NEW YORK (CNNMoney) -- After trading sharply lower most of the day, stocks slowly climbed back to end Wednesday's session modestly positive, ending an eight-day losing streak for the Dow.
The Dow Jones industrial average () rose 30 points, or 0.3%, to close at 11,896. The S&P 500 ( ) gained 6 points, or 0.5%, to 1,260; and the Nasdaq Composite ( ) added 24 points, or 0.9%, to 2,693.
It was a big comeback for the market, where the Dow had been down as much as 166 points earlier in the session. Investors found some solace in upbeat comments from Fed governors Donald Kohn, Vincent Reinhart and Brian Madigan, who told the Wall Street Journal that the Fed may consider another round of stimulus.

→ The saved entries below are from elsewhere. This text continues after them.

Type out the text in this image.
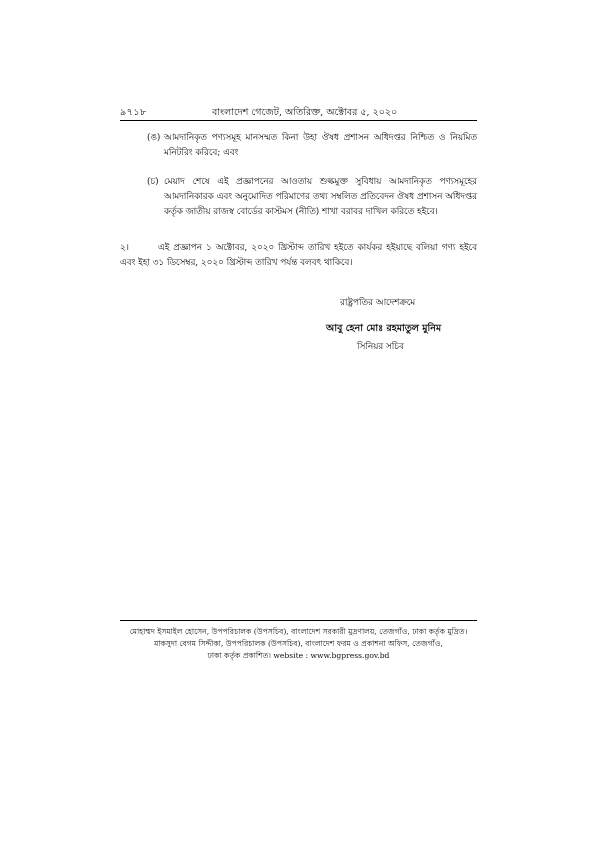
৯৭১৮	বাংলাদেশ গেজেট, অতিরিক্ত, অক্টোবর ৫, ২০২০
(ঙ) আমদানিকৃত পণ্যসমূহ মানসম্মত কিনা উহা ঔষধ প্রশাসন অধিদপ্তর নিশ্চিত ও নিয়মিত মনিটরিং করিবে; এবং
(চ) মেয়াদ শেষে এই প্রজ্ঞাপনের আওতায় শুল্কমুক্ত সুবিধায় আমদানিকৃত পণ্যসমূহের আমদানিকারক এবং অনুমোদিত পরিমাণের তথ্য সম্বলিত প্রতিবেদন ঔষধ প্রশাসন অধিদপ্তর কর্তৃক জাতীয় রাজস্ব বোর্ডের কাস্টমস (নীতি) শাখা বরাবর দাখিল করিতে হইবে।
২।	এই প্রজ্ঞাপন ১ অক্টোবর, ২০২০ খ্রিস্টাব্দ তারিখ হইতে কার্যকর হইয়াছে বলিয়া গণ্য হইবে এবং ইহা ৩১ ডিসেম্বর, ২০২০ খ্রিস্টাব্দ তারিখ পর্যন্ত বলবৎ থাকিবে।
রাষ্ট্রপতির আদেশক্রমে
আবু হেনা মোঃ রহমাতুল মুনিম
সিনিয়র সচিব
মোহাম্মদ ইসমাইল হোসেন, উপপরিচালক (উপসচিব), বাংলাদেশ সরকারী মুদ্রণালয়, তেজগাঁও, ঢাকা কর্তৃক মুদ্রিত।
মাকসুদা বেগম সিদ্দীকা, উপপরিচালক (উপসচিব), বাংলাদেশ ফরম ও প্রকাশনা অফিস, তেজগাঁও,
ঢাকা কর্তৃক প্রকাশিত। website : www.bgpress.gov.bd
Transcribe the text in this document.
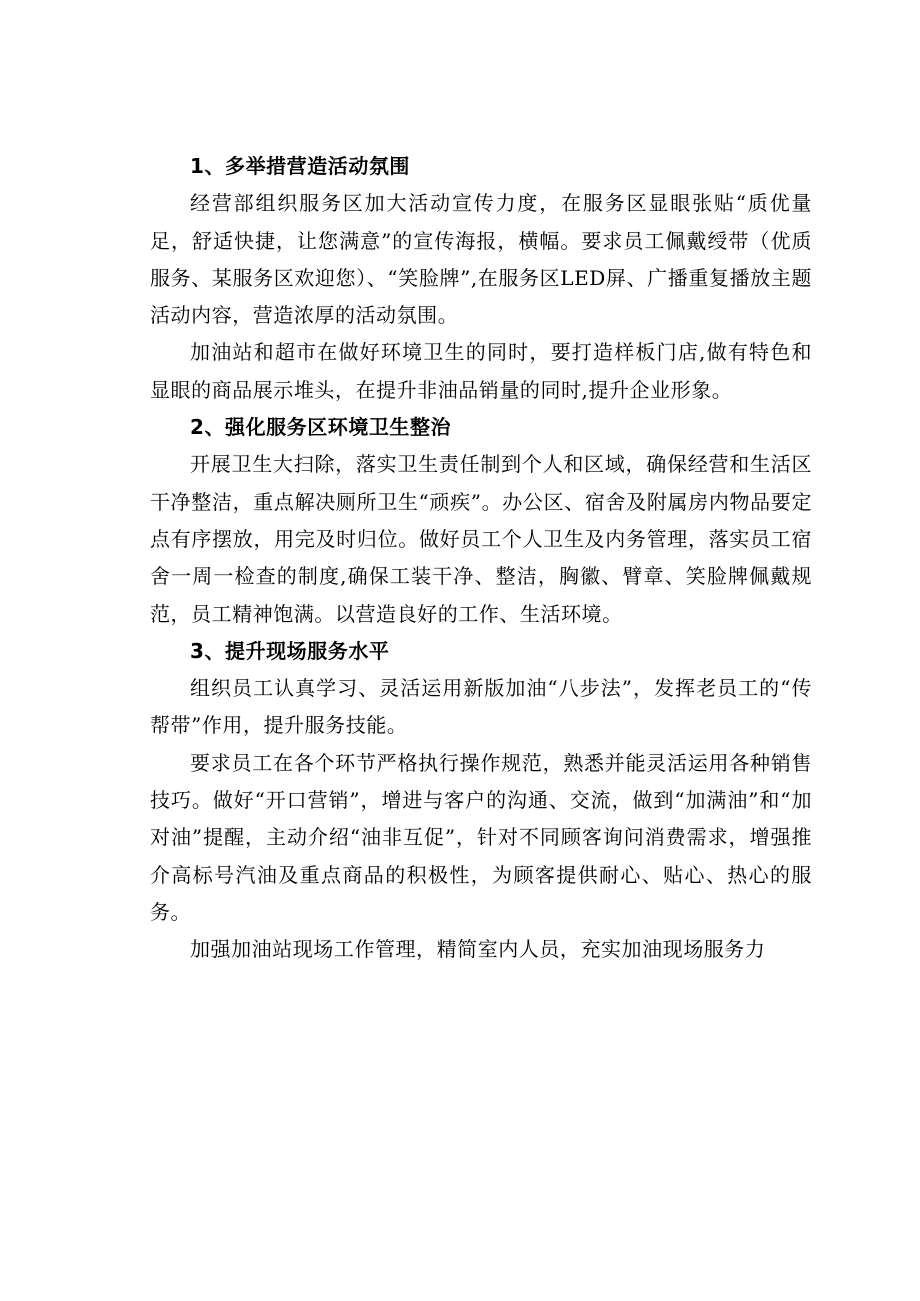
1、多举措营造活动氛围

经营部组织服务区加大活动宣传力度，在服务区显眼张贴“质优量足，舒适快捷，让您满意”的宣传海报，横幅。要求员工佩戴绶带（优质服务、某服务区欢迎您）、“笑脸牌”,在服务区LED屏、广播重复播放主题活动内容，营造浓厚的活动氛围。

加油站和超市在做好环境卫生的同时，要打造样板门店,做有特色和显眼的商品展示堆头，在提升非油品销量的同时,提升企业形象。

2、强化服务区环境卫生整治

开展卫生大扫除，落实卫生责任制到个人和区域，确保经营和生活区干净整洁，重点解决厕所卫生“顽疾”。办公区、宿舍及附属房内物品要定点有序摆放，用完及时归位。做好员工个人卫生及内务管理，落实员工宿舍一周一检查的制度,确保工装干净、整洁，胸徽、臂章、笑脸牌佩戴规范，员工精神饱满。以营造良好的工作、生活环境。

3、提升现场服务水平

组织员工认真学习、灵活运用新版加油“八步法”，发挥老员工的“传帮带”作用，提升服务技能。

要求员工在各个环节严格执行操作规范，熟悉并能灵活运用各种销售技巧。做好“开口营销”，增进与客户的沟通、交流，做到“加满油”和“加对油”提醒，主动介绍“油非互促”，针对不同顾客询问消费需求，增强推介高标号汽油及重点商品的积极性，为顾客提供耐心、贴心、热心的服务。

加强加油站现场工作管理，精简室内人员，充实加油现场服务力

"It looks like all bets are back on that we will get some form of additional stimulus, possibility a QE3," said Peter Cardillo, chief market economy with Rockwell Global Capital.
U.S. stocks plunged on Tuesday as fears about the weak U.S. economy were fueled by another disappointing economic report.
"It's been this accumulation of bad economic data -- durable goods, last week's Beige Book commentary, Monday's ISM data -- that continues to force people to sell stocks," James said.
Even with Wednesday's modest gains, investors are still seeking safety in the traditional safe havens of bonds and gold. The yield on the 10-year Treasury note hit 2.6% -- its lowest level since early November.
Gold prices, meanwhile, surged to a fresh intraday record high of $1,675.90 an ounce, before backing off to $1,672.50. Oil dropped $1.86, or nearly 2%, to close at $91.93 a barrel.
The ADP private employment report presented a more positive picture of the job market. The payroll processing firm said the private sector gained 114,000 jobs in July, beating expectations that the private sector would have hired 100,000 workers in July.
All of that came ahead of Friday's report, which is expected to show that the U.S. economy created 75,000 jobs in July, according to a consensus of 16 economists surveyed by CNNMoney.
In June, the economy added a paltry 18,000 jobs. The unemployment rate is expected to hold steady at 9.2%.
In other economic data, the Institute for Supply Management's service sector index fell to a reading of 52.7 -- worse than the 53.7 reading that economists had hoped for, but still indicating expansion in the sector. In addition, the Commerce Department said June factory orders fell 0.8%, which was slightly better than the 1% decline expected by economists.
"You've seen economic number after number come in weaker than expected -- and that's much more to blame for the recent sell-off than the Washington debt ceiling drama," said Michael James, senior equity trader at Wedbush Morgan Securities.
America's Debt Crisis: Investors remain cautious as questions about the economic recovery and the United States' pristine credit rating linger.
Fitch Ratings and Moody's Investors Services confirmed the nation's AAA status Tuesday, following a resolution to raise the debt ceiling and cut fiscal spending. But Standard & Poor's has not yet weighed in on the country's debt rating, after putting it on negative watch last month.
Companies: Time Warner ( , Fortune 500), the media company and parent to CNNMoney, beat earnings expectations. Shares fell more than 1%.Time Warner reported net income of $638 million, or 59 cents per share, and revenue of $7 billion. The media company was expected to report a profit of 56 cents per share and revenue of $6.8 billion.
Dunkin' Brands () reported its first earnings since going public last week. The parent of the Dunkin' Donuts chain reported that global sales jumped 7% in the second quarter, compared to the year-earlier quarter, while same-store sales in the United States edged up about 3%.
But the growth in sales failed to lift profits. Net income was practically unchanged at $17.2 million for the quarter. The company's stock slid about 4%.
Shares of Open Table () dropped 5.5% after the online provider of restaurant reservations disappointed investors by missing sales estimates.
MasterCard (Fortune 500) shares jumped 13% after the company posted a 33% increase in quarterly profits well ahead of analysts' expectations.,
World markets: Fears about a slowing global economy triggered losses in world markets.
European stocks closed broadly lower. Britain's FTSE 100 tumbled 2.3%, the DAX in Germany fell 2.3% and France's CAC 40 decreased 2%.
Asian markets ended in the red. The Shanghai Composite slipped 0.3%, the Hang Seng in Hong Kong dropped 1.9% and Japan's Nikkei tumbled 2.1%.
Currencies: The dollar was lower against the euro, the Japanese yen and British pound.